More than 90 per cent of the e-waste generated in the country lands up in the unorganized market, a mait-gtz report estimated. mait is an association of IT companies, and gtz works worldwide on sustainable development. City labourers find this work a lucrative opportunity to make money even with the hazards involved, the study said.
The government assumes it will be able to regulate the informal e-waste sector through its proposed rules on e-waste, which allow only registered com-panies with updated and safe techno-logies to recycle e-waste. Scrap dealers got to know of the rules at a recent auction by the Reserve Bank of India in Delhi to sell its old computers and printers. The bank rejected a recycler’s bid because he did not belong to the organized sector, the recycler said.
“Getting registered means having a large area and and technology. Only those with big investments can get registered,” said Daljeet Singh who attended the auction. He runs a recycling store in Mayapuri in Delhi. Most recyclers from the informal sector at the auction have studied till class viii, said Abdul Rasheed, another scrap dealer from Turkman Gate in Delhi. “Our livelihood depends on these auctions,” he said. Rasheed is a regular at such auctions and he sells electronic scrap to traders in Seelampur.
Organized recyclers, who formed e-waste recyclers’ association in July 2009, are cheering the new draft. One of their complaints is they are unable to make profits because of competition from the unorganized market. According to the association, about 10 per cent of the total share of the e-waste market is with organized recyclers.
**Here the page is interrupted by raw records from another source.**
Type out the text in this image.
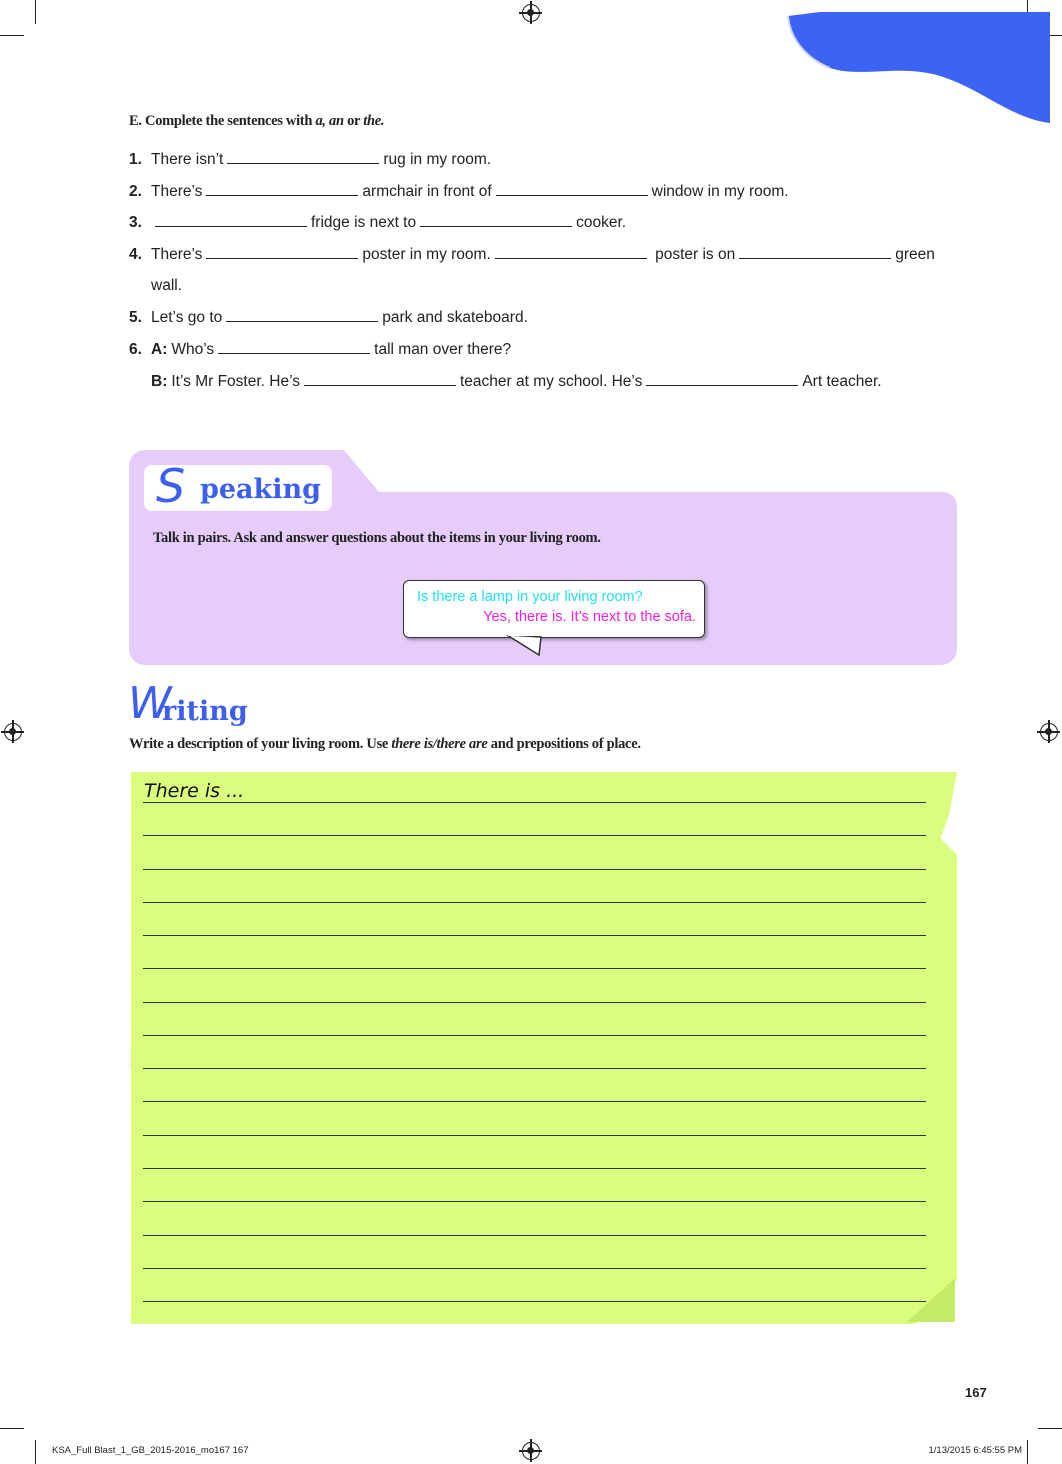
E. Complete the sentences with a, an or the.
1. There isn’t	rug in my room.
2. There’s	armchair in front of	window in my room.
3.	fridge is next to	cooker.
4. There’s	poster in my room.	poster is on	green
wall.
5. Let’s go to	park and skateboard.
6. A: Who’s	tall man over there?
B: It’s Mr Foster. He’s	teacher at my school. He’s	Art teacher.
S peaking
Talk in pairs. Ask and answer questions about the items in your living room.
Is there a lamp in your living room?
Yes, there is. It’s next to the sofa.
W
riting
Write a description of your living room. Use there is/there are and prepositions of place.
There is ...
167
KSA_Full Blast_1_GB_2015-2016_mo167 167	1/13/2015 6:45:55 PM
A 10,000 sq ft formal e-waste dismantling unit in Noida can process up to 500 tonnes of e-waste annually. Since June 2008, when it was launched, the unit has processed only 200 tonnes because of lack of collection mechanisms, said Raj Singh, Noida unit head of tic Group India Pvt Ltd.
Clients of the formal recyclers incl-ude multinational companies that do not want their products to enter the grey market and compete with their new products. “Business process outsour-cing companies want their machines processed by formal recyclers to keep up an environment-friendly image. A certificate to this effect is awarded,” said Singh. “We cannot match payments of the unorganized sector. Unlike them we scrap all that we get from the companies. Informal dealers refurbish and make money from say a computer, which is a substantial quantum of e-waste,” he added. Informal recyclers argued if any part is found in working condition, it is a resource and it makes sense to refurbish it. They usually sell any part of a computer that is functional and it fetches them more money than what they would get if they broke it into metal and sold it.
India generated 330,000 tonnes of e-waste in 2007, which is equivalent of 110 million laptops, said the report by mait-gtz. About 10 per cent of the e-waste generated every year is recycled; the remaining is refurbished. The only way to sustain formal business in the given situation, said the association’s members, is the licence to import. Only Attero has the licence to import. Applications from other formal agencies are pending with the environment ministry.